On conservation: There is more than one way to look at the past

I gave a Dharma talk a while ago mentioning briefly the pleasure and safety of growing up in the 1950’s. There were few cars on streets. We played football, tennis and cricket on the street, stayed out after dark, and, even at the tender age of five years,  walked to and from school.

We lived on a post war built council house estate, called New Addington, but often known locally as Hard-Up  Hill, since it was very difficult to buy goods on the knock (ie. on credit) in the nearby town of Croydon, 15 miles south of London, England.

After the talk, a participant said to me: “Christopher, it is a sign of getting old if you start showing nostalgia about the past.”

Good point.

My sister sent me this email recently which she received. At the risk of sounding even older, here it is with a little adaption.

THE CASHIER AND THE CUSTOMER

“Checking out at the store, the young cashier suggested to the older woman, that she should bring her own grocery bags because plastic bags weren’t good for the environment.

The woman apologized and explained, “We didn’t have this green thing back in my day”.
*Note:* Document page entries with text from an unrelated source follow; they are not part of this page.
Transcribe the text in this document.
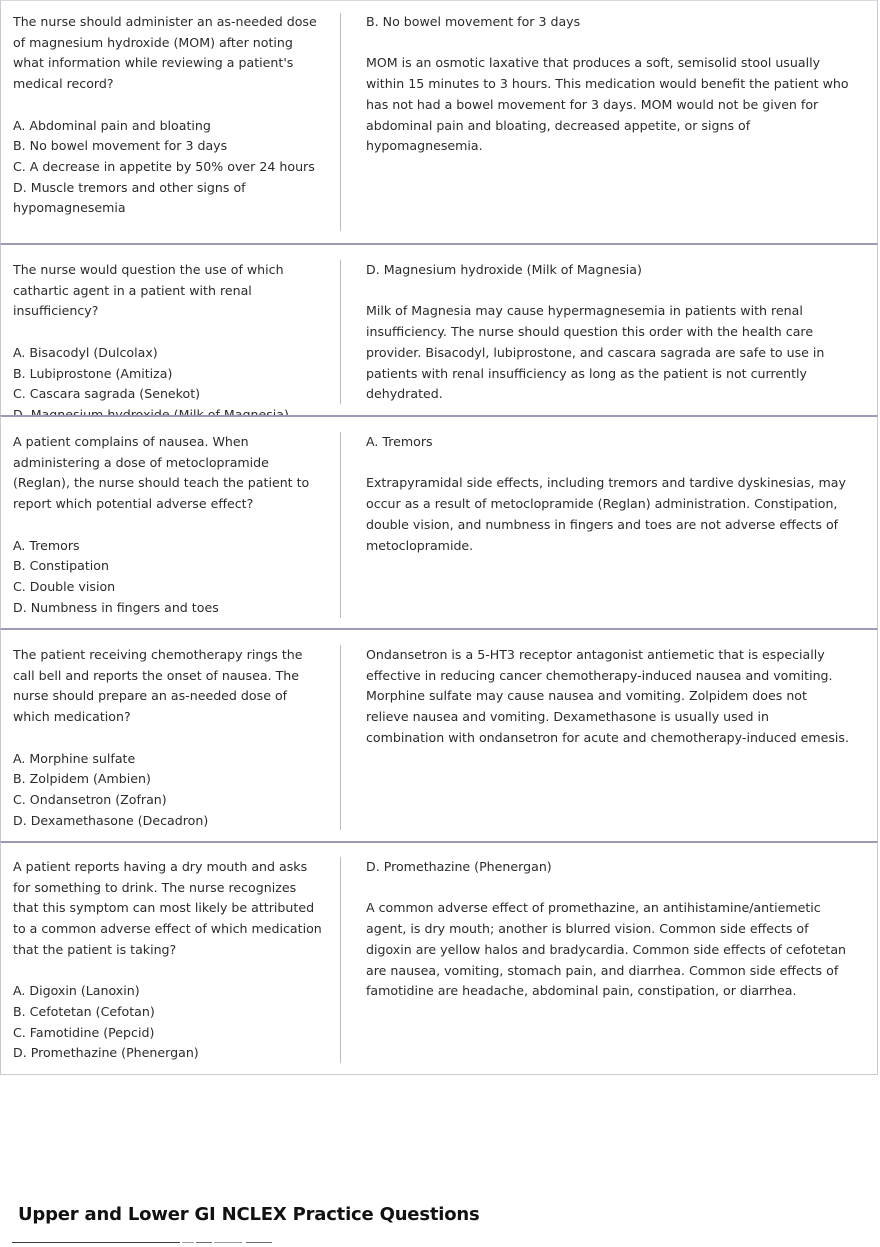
The nurse should administer an as-needed dose of magnesium hydroxide (MOM) after noting what information while reviewing a patient's medical record?

A. Abdominal pain and bloating

B. No bowel movement for 3 days

C. A decrease in appetite by 50% over 24 hours

D. Muscle tremors and other signs of hypomagnesemia

B. No bowel movement for 3 days

MOM is an osmotic laxative that produces a soft, semisolid stool usually within 15 minutes to 3 hours. This medication would benefit the patient who has not had a bowel movement for 3 days. MOM would not be given for abdominal pain and bloating, decreased appetite, or signs of hypomagnesemia.

The nurse would question the use of which cathartic agent in a patient with renal insufficiency?

A. Bisacodyl (Dulcolax)

B. Lubiprostone (Amitiza)

C. Cascara sagrada (Senekot)

D. Magnesium hydroxide (Milk of Magnesia)

Milk of Magnesia may cause hypermagnesemia in patients with renal insufficiency. The nurse should question this order with the health care provider. Bisacodyl, lubiprostone, and cascara sagrada are safe to use in patients with renal insufficiency as long as the patient is not currently dehydrated.

A patient complains of nausea. When administering a dose of metoclopramide (Reglan), the nurse should teach the patient to report which potential adverse effect?

A. Tremors

B. Constipation

C. Double vision

D. Numbness in fingers and toes

A. Tremors

Extrapyramidal side effects, including tremors and tardive dyskinesias, may occur as a result of metoclopramide (Reglan) administration. Constipation, double vision, and numbness in fingers and toes are not adverse effects of metoclopramide.

The patient receiving chemotherapy rings the call bell and reports the onset of nausea. The nurse should prepare an as-needed dose of which medication?

A. Morphine sulfate

B. Zolpidem (Ambien)

C. Ondansetron (Zofran)

D. Dexamethasone (Decadron)

Ondansetron is a 5-HT3 receptor antagonist antiemetic that is especially effective in reducing cancer chemotherapy-induced nausea and vomiting. Morphine sulfate may cause nausea and vomiting. Zolpidem does not relieve nausea and vomiting. Dexamethasone is usually used in combination with ondansetron for acute and chemotherapy-induced emesis.

A patient reports having a dry mouth and asks for something to drink. The nurse recognizes that this symptom can most likely be attributed to a common adverse effect of which medication that the patient is taking?

A. Digoxin (Lanoxin)

B. Cefotetan (Cefotan)

C. Famotidine (Pepcid)

D. Promethazine (Phenergan)

D. Promethazine (Phenergan)

A common adverse effect of promethazine, an antihistamine/antiemetic agent, is dry mouth; another is blurred vision. Common side effects of digoxin are yellow halos and bradycardia. Common side effects of cefotetan are nausea, vomiting, stomach pain, and diarrhea. Common side effects of famotidine are headache, abdominal pain, constipation, or diarrhea.

Upper and Lower GI NCLEX Practice Questions
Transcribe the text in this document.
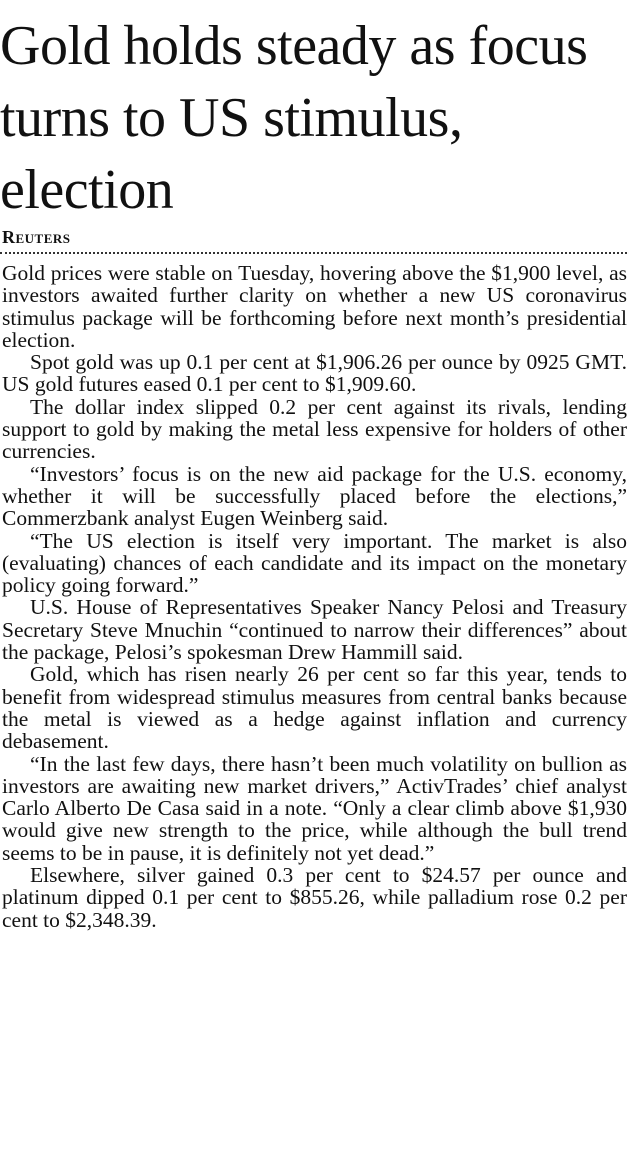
Gold holds steady as focus turns to US stimulus, election
Reuters

Gold prices were stable on Tuesday, hovering above the $1,900 level, as investors awaited further clarity on whether a new US coronavirus stimulus package will be forthcoming before next month’s presidential election.

Spot gold was up 0.1 per cent at $1,906.26 per ounce by 0925 GMT. US gold futures eased 0.1 per cent to $1,909.60.

The dollar index slipped 0.2 per cent against its rivals, lending support to gold by making the metal less expensive for holders of other currencies.

“Investors’ focus is on the new aid package for the U.S. economy, whether it will be successfully placed before the elections,” Commerzbank analyst Eugen Weinberg said.

“The US election is itself very important. The market is also (evaluating) chances of each candidate and its impact on the monetary policy going forward.”

U.S. House of Representatives Speaker Nancy Pelosi and Treasury Secretary Steve Mnuchin “continued to narrow their differences” about the package, Pelosi’s spokesman Drew Hammill said.

Gold, which has risen nearly 26 per cent so far this year, tends to benefit from widespread stimulus measures from central banks because the metal is viewed as a hedge against inflation and currency debasement.

“In the last few days, there hasn’t been much volatility on bullion as investors are awaiting new market drivers,” ActivTrades’ chief analyst Carlo Alberto De Casa said in a note. “Only a clear climb above $1,930 would give new strength to the price, while although the bull trend seems to be in pause, it is definitely not yet dead.”

Elsewhere, silver gained 0.3 per cent to $24.57 per ounce and platinum dipped 0.1 per cent to $855.26, while palladium rose 0.2 per cent to $2,348.39.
The cashier responded, “That’s our problem today. Your generation did not care enough to save our environment for future generations.”

The customer admitted the cashier was right — our generation didn’t have the green thing.

The customer remembered:

  • Back then, we returned milk bottles, soda bottles and beer bottles to the store. The store sent them back to the plant to be washed and sterilized and refilled, so it could use the same bottles over and over. So they really were recycled. But we didn’t have the green thing back in our day.
  • Grocery stores bagged our groceries in brown paper bags, that we reused for numerous things, most memorable besides household garbage bags, was the use of brown paper bags as book covers for our school books. This was to ensure that public property, (the books provided for our use by the school) was not defaced by our scribblings. Then we were able to personalize our books. But too bad we didn’t do the green thing back then.
  • We walked up stairs, because we didn’t have an escalator in every store and office building. We walked to the grocery store and didn’t climb into a car every time we had to go to the nearby shops. But the cashier was right. We didn’t have the green thing in our day.
  • Back then, we washed the baby’s nappies (diapers) because we didn’t have the throw-away kind. We dried clothes on a line, not in an energy gobbling machine burning up 220 volts — wind and solar power really did dry our clothes back in our early days.
  • Kids got hand-me-down clothes from their brothers or sisters, not always brand-new clothing. But that young lady is right; we didn’t have the green thing back in our day.
  • Back then, we had one TV, or radio, in the house — not a TV in various  rooms. And the TV had a small screen the size of a handkerchief (remember them?), not a whopping great screen.
  • In the kitchen, we blended and stirred by hand because we didn’t have electric machines to do everything for us. When we packaged a fragile item to send in the mail, we used wadded up old newspapers to cushion it, not Styrofoam or plastic bubble wrap.
  • Back then, we didn’t fire up an engine and burn gasoline just to cut the lawn. We used a push mower that ran on human power.
  • We exercised by working so we didn’t need to go to a health club to run on treadmills that operate on electricity. But she’s right; we didn’t have the green thing back then.
  • We drank from a fountain when we were thirsty instead of using a cup or a plastic bottle every time we had a drink of water.
  • We refilled writing pens with ink instead of buying a new pen, and we replaced the razor blades in a razor instead of throwing away the whole razor just because the blade got dull. But we didn’t have the green thing back then.
  • Back then, most people took a bus and kids rode their bikes to school or walked instead of turning their parents into a 24-hour taxi service.
  • We had one electrical outlet in a room, not an entire bank of sockets to power a dozen appliances. And we didn’t need a computerized gadget to receive a signal beamed from satellites 2,000 miles out in space in order to find the nearest restaurant.
  • The current generation laments how wasteful we old folks were just because we didn’t have the green thing back then.”

The cashier and customer remind us that there is more than one way to look at the past.

Live wisely for the present and future generations.